The new system beneath the Well expands the DLWC’s service capacity by 17 million square feet (1.6 million sq m) of building space, enough to provide low-carbon cooling and heating for the Well’s seven towers, as well as nearby buildings outside the development. The system will act as a giant battery, Gemmill says, storing energy at night during off-peak times for use during peak hours, thereby easing demand on the electrical grid and lowering utility costs. And the buildings at the Well do not need to have on-site chillers. Use of the DLWC will be much more efficient than for the development to run its own systems, Duncan says.
“The Well will now actively support two elements of a modern and progressive city—resilience and the need to decarbonize municipal energy supplies,” Enwave president and chief executive officer Michael Emory notes on the company website.
The Power of Cooperation
After acquiring the site in 2012, the development team faced the challenge of navigating a large-scale project through the city’s regulatory process and winning support from neighborhood activists.
In order to build support, the team opted to seek input from those stakeholders at the start before there was even a plan to offer.

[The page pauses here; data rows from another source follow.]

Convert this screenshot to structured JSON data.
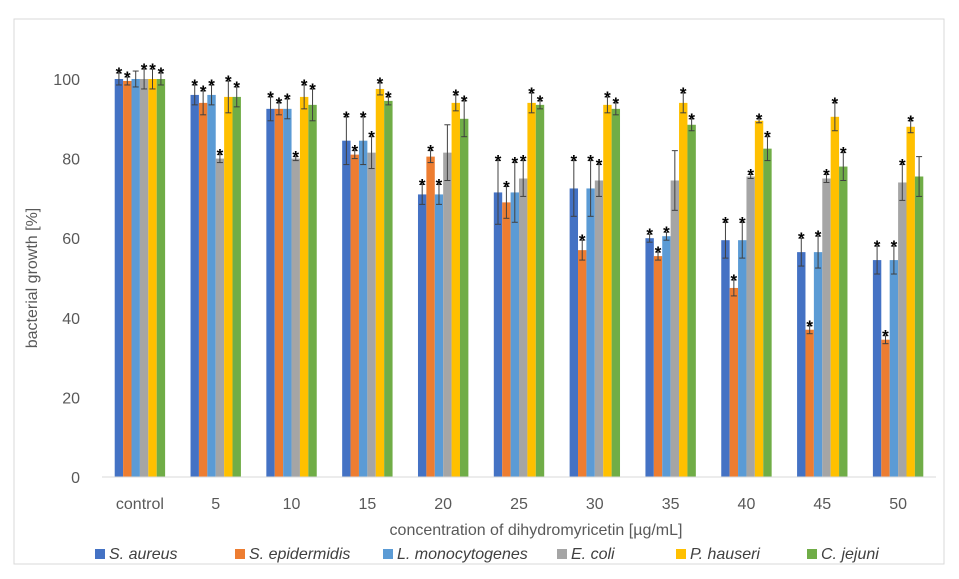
{
  "chart_data": {
    "type": "bar",
    "title": "",
    "xlabel": "concentration of dihydromyricetin [µg/mL]",
    "ylabel": "bacterial growth [%]",
    "ylim": [
      0,
      100
    ],
    "yticks": [
      0,
      20,
      40,
      60,
      80,
      100
    ],
    "grid": false,
    "legend_position": "bottom",
    "categories": [
      "control",
      "5",
      "10",
      "15",
      "20",
      "25",
      "30",
      "35",
      "40",
      "45",
      "50"
    ],
    "significance_marker": "*",
    "series": [
      {
        "name": "S. aureus",
        "color": "#4472C4",
        "values": [
          100,
          96,
          92.5,
          84.5,
          71,
          71.5,
          72.5,
          60,
          59.5,
          56.5,
          54.5
        ],
        "errors": [
          1.5,
          2.5,
          3,
          6,
          2.5,
          8,
          7,
          1,
          4.5,
          3.5,
          3.5
        ],
        "significant": [
          true,
          true,
          true,
          true,
          true,
          true,
          true,
          true,
          true,
          true,
          true
        ]
      },
      {
        "name": "S. epidermidis",
        "color": "#ED7D31",
        "values": [
          99.5,
          94,
          92.5,
          81,
          80.5,
          69,
          57,
          55.5,
          47.5,
          37,
          34.5
        ],
        "errors": [
          1,
          3,
          1.5,
          1,
          1.5,
          4,
          2.5,
          1,
          2,
          1,
          1
        ],
        "significant": [
          true,
          true,
          true,
          true,
          true,
          true,
          true,
          true,
          true,
          true,
          true
        ]
      },
      {
        "name": "L. monocytogenes",
        "color": "#5B9BD5",
        "values": [
          100,
          96,
          92.5,
          84.5,
          71,
          71.5,
          72.5,
          60.5,
          59.5,
          56.5,
          54.5
        ],
        "errors": [
          2,
          2.5,
          2.5,
          6,
          2.5,
          7.5,
          7,
          1,
          4.5,
          4,
          3.5
        ],
        "significant": [
          false,
          true,
          true,
          true,
          true,
          true,
          true,
          true,
          true,
          true,
          true
        ]
      },
      {
        "name": "E. coli",
        "color": "#A5A5A5",
        "values": [
          100,
          80,
          80,
          81.5,
          81.5,
          75,
          74.5,
          74.5,
          75.5,
          75,
          74
        ],
        "errors": [
          2.5,
          1,
          0.5,
          4,
          7,
          4.5,
          4,
          7.5,
          0.5,
          1,
          4.5
        ],
        "significant": [
          true,
          true,
          true,
          true,
          false,
          true,
          true,
          false,
          true,
          true,
          true
        ]
      },
      {
        "name": "P. hauseri",
        "color": "#FFC000",
        "values": [
          100,
          95.5,
          95.5,
          97.5,
          94,
          94,
          93.5,
          94,
          89.5,
          90.5,
          88
        ],
        "errors": [
          2.5,
          4,
          3,
          1.5,
          2,
          2.5,
          2,
          2.5,
          0.5,
          3.5,
          1.5
        ],
        "significant": [
          true,
          true,
          true,
          true,
          true,
          true,
          true,
          true,
          true,
          true,
          true
        ]
      },
      {
        "name": "C. jejuni",
        "color": "#70AD47",
        "values": [
          100,
          95.5,
          93.5,
          94.5,
          90,
          93.5,
          92.5,
          88.5,
          82.5,
          78,
          75.5
        ],
        "errors": [
          1.5,
          2.5,
          4,
          1,
          4.5,
          1,
          1.5,
          1.5,
          3,
          3.5,
          5
        ],
        "significant": [
          true,
          true,
          true,
          true,
          true,
          true,
          true,
          true,
          true,
          true,
          false
        ]
      }
    ]
  }
}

“What we did here was a little bit different than how others might approach a development, because it was such a large site with such interesting possibilities for the future to do something different,” says Stephen Diamond, chief executive officer of DiamondCorp, who played a key role in the project’s formative stages. “We actually started the process by getting together representatives of the planning department and members of the local community and residents associations. We didn’t actually put pen to paper before meeting with the group a couple of times.”
Over the next few years, the developers held such meetings every few months, gathering additional suggestions and trying out ideas. “At the end of the day, when the project moved forward, we had the support not only of the planning department, but also had the residents associations coming to council and recommending the project.”

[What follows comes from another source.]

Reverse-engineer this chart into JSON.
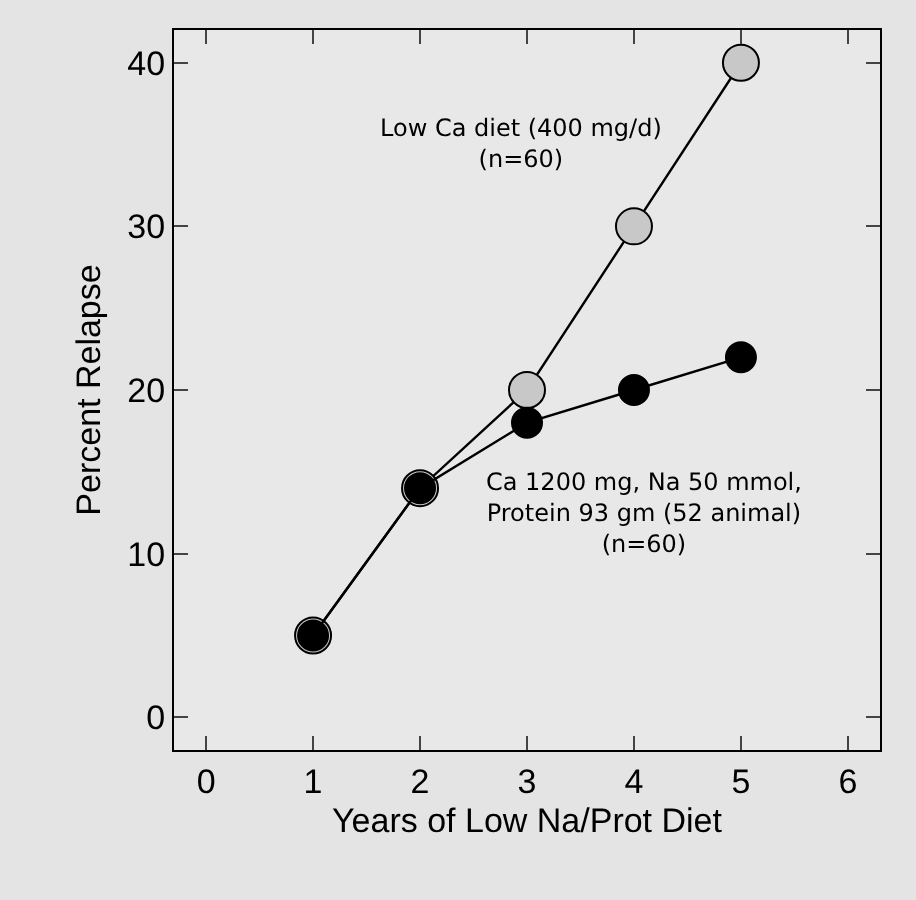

Master plan architect Pontarini sees the process as being in the spirit of community activist, urban theorist, and author Jane Jacobs, who spent the last four decades of her life in Toronto, “She greatly influenced the way that communities interact with the city and with developers, as well as the architects who work here now.”

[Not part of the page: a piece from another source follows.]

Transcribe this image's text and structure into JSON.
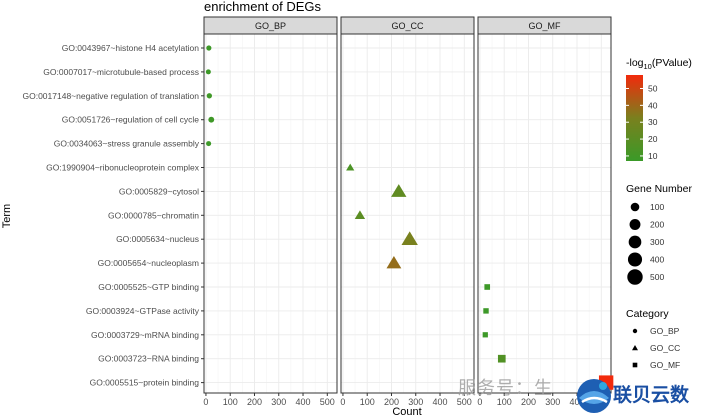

“Steve Diamond was very amenable to working with the community,” recalls Ken Greenberg, a planning and design consultant who lives near the Well and heads the Wellington Place Residents Association. He recalls that residents’ opinions helped shape key aspects of the plan, in particular the subdividing of the parcel into smaller, pedestrian-oriented blocks with alleys.
“We’re very pleased so far with the relationship we’ve developed and what we see as the results,” Greenberg says.
He sees the Well as a model for future large-scale projects and how multiple-developer partnerships can achieve a greater diversity of uses—what he calls “radical mixed use.”
“You need a consortium to pull off something as complex and interesting as this,” Greenberg says.
Duncan also sees the Well as a template for Toronto’s mixed-use future. “I’m hard pressed to find an example of a mixed-use community that is this dense and this close to the urban core, with so many uses in it,” Duncan says. “But if we can do it, others can.”
PATRICK J. KIGER is a Washington, D.C.–area journalist and author.